There is another semiprofessional video modeled on trailers for entertainment media. Another image of a captive kneeling in a desert in an orange jump suit. Another Islamic State soldier, face covered, holding a knife. More bloody photos that mainstream media cannot use, yet become fodder for the dark side of social media and independent websites.

The coverage is fading, along with -- apparently -- any interest in the faith element of these stories. This time around, the key was not who ISIS killed but where, apparently, the latest victim was located at the time he was killed. The Washington Post coverage was typical of what ran in numerous publications, Here is the top of that report:

CAIRO -- An Islamic State affiliate claimed ... to have beheaded a Croatian national held hostage for weeks in what would be the group’s first killing of a foreign captive in Egypt.
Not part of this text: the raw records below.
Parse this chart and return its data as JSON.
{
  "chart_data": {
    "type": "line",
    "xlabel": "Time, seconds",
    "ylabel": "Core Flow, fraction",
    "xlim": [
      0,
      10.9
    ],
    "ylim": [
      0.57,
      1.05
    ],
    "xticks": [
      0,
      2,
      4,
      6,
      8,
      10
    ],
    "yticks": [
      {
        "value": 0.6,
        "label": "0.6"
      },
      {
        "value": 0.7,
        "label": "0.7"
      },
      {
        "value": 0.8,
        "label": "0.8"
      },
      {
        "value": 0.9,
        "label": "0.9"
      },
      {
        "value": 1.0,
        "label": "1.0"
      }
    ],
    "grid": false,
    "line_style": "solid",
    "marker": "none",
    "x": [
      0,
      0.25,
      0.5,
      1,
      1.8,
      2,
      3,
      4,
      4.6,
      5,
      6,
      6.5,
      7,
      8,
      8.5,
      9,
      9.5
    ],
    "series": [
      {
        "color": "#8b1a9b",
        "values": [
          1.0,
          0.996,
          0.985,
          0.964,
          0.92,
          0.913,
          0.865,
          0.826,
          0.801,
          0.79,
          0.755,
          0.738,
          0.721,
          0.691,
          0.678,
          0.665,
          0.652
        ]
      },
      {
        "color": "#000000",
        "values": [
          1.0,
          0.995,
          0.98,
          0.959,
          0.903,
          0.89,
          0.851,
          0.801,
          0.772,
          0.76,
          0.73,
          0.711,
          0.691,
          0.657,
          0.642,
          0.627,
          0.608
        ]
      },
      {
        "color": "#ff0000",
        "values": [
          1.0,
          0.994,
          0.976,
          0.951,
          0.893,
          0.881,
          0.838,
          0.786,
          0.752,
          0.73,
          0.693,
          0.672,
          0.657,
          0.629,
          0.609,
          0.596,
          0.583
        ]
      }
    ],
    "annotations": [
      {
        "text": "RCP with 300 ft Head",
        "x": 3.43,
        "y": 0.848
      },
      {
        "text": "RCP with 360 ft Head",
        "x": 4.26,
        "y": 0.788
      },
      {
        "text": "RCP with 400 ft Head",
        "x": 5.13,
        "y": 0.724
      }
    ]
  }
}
If confirmed, the death would mark a fresh challenge to Egypt’s economy and the country’s effort to stem a rising Islamist insurgency that has targeted major tourist sites and military outposts.

The Croatian hostage, Tomislav Salopek, worked for a French geoscience company in Egypt, which depends on many foreign firms for construction and other major projects.

A purported photo of Salopek’s decapitated body was posted Wednesday by an Islamic State-linked Twitter account. The caption said Salopek was killed because of his country’s “war” on the Islamic State but gave no further details.

Yes, and who -- in addition to tourists -- might ISIS threaten in Egypt?